The Church of Nossa Senhora da Assunção is the Mother Church of the city of Cascais, in the Lisbon district, of Portugal. Its date of construction is unknown but some internal decoration has been dated as being between 1520 and 1525 and the church is clearly visible in a 1572 engraving showing a view of Cascais from the sea.
==History==
Nossa Senhora da Assunção is believed to have been constructed on the site of a Visigoth necropolis in the early 16th century. The church still has four painted panels from the first quarter of the 16th century, attributed to the Master of Lourinhã, which were probably part of an altarpiece. A 1572 engraving by Georgius Branius in the work "Civitates Urbius Terrarum" (1593 edition), shows the village of Cascais surrounded by a wall with the church outside the walls and close to the sea. In 1671, it underwent reconstruction, which probably involved the execution of a new altarpiece. In 1673, a painting of the Baby Jesus was done by Josefa de Óbidos for the Capela das Almas (Chapel of the Souls). The restored church was formally inaugurated in 1681. In 1720 the tiles of the sacristy and the nave were painted with scenes from the life of Mary, mother of Jesus and in 1723 a new ceiling was added.
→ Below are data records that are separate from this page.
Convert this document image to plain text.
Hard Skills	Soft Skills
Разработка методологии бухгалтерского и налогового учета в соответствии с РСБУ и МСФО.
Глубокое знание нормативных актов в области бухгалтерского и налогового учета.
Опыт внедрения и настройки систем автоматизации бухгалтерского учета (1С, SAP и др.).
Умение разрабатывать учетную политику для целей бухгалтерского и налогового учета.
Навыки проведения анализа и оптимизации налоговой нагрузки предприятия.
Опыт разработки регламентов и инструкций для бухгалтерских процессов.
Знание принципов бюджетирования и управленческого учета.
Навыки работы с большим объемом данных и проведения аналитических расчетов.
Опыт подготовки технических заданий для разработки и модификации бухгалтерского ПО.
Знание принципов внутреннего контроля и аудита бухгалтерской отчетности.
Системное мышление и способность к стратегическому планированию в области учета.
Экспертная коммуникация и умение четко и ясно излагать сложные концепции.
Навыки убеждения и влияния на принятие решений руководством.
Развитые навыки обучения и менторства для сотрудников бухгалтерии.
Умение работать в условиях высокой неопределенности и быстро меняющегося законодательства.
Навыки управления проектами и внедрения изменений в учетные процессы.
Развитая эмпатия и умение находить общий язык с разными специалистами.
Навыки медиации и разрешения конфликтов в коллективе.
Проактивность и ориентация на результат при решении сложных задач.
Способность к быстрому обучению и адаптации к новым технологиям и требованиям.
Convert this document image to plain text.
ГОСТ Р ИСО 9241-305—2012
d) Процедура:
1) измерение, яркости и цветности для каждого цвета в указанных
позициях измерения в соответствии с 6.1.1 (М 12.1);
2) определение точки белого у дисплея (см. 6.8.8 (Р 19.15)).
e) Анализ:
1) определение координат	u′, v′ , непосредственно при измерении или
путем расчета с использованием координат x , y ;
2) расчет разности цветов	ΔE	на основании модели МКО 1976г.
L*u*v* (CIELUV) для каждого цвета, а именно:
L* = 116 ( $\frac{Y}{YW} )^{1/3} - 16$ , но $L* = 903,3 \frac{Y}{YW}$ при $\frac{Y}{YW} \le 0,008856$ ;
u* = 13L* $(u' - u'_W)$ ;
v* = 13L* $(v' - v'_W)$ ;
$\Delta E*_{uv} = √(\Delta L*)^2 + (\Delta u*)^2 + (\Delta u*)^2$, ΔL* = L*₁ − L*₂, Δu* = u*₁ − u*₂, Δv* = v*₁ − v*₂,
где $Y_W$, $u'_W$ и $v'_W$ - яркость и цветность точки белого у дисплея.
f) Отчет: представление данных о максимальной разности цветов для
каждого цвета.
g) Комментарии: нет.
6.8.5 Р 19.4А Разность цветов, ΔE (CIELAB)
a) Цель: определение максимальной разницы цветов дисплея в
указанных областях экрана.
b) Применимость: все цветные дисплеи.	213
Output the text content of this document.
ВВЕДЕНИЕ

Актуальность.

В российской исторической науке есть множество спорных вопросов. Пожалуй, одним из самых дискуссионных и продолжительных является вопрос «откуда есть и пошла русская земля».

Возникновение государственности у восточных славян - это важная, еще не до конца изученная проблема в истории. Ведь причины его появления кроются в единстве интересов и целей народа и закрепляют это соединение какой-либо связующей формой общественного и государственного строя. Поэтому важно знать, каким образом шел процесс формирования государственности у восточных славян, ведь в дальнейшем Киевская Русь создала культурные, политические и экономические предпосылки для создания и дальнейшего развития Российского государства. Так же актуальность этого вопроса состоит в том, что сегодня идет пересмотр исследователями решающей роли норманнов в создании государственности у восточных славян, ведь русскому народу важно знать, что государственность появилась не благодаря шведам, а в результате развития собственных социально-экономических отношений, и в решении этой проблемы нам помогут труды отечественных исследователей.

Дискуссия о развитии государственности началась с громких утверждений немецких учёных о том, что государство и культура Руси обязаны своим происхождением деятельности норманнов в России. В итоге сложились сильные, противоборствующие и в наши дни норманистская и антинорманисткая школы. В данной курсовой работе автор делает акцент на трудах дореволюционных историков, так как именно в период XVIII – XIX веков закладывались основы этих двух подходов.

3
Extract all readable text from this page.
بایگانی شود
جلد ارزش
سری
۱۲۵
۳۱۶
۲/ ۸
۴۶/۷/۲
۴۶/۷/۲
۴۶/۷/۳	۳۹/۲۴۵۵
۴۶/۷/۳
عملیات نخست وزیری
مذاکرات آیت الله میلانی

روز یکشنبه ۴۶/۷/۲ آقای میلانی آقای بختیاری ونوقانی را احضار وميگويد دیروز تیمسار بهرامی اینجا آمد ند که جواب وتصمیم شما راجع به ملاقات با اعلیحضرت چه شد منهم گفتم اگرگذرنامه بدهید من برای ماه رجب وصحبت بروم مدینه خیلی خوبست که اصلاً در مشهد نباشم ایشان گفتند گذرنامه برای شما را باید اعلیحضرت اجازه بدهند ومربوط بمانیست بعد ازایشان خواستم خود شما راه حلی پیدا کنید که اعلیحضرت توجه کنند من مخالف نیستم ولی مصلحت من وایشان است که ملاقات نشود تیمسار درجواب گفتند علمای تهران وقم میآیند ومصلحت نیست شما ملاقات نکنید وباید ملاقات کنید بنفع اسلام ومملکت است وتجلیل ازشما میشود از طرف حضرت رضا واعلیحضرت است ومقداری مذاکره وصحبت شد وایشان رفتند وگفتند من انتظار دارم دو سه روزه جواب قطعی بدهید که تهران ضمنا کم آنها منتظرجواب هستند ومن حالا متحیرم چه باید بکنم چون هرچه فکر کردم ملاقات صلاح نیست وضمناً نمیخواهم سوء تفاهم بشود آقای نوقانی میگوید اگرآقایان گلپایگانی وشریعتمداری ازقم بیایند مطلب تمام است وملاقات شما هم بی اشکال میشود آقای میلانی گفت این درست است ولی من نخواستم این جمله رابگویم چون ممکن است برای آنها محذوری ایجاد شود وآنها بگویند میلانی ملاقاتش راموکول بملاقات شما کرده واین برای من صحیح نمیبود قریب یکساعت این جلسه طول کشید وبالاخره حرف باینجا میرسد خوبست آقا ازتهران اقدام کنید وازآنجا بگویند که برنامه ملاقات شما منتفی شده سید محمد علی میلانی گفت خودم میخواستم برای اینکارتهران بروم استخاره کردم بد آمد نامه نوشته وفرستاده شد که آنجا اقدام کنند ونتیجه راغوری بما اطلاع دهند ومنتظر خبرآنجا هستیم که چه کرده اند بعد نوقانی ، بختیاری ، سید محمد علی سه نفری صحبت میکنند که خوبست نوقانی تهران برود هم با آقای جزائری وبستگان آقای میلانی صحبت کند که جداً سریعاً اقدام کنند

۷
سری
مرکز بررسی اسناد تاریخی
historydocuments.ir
The church suffered significant damage as a result of the 1755 Lisbon earthquake, particularly in the area of the façade and the upper choir, preventing its normal operation. Restoration included the integration of the 17th-century towers into the façade. Following the dissolution of the monasteries in Portugal in 1834, further paintings by Josefa de Óbidos were moved from the nearby convent of Nossa Senhora da Piedade to the nave of the church. In 1898 the businessman, Jorge O'Neil donated an organ to the church and in 1900 the ceiling panel was painted by José Malhoa with the Assumption of Our Lady, following a commission from Queen D. Amélia who, like other members of the royal family, stayed in Cascais for part of the summer every year.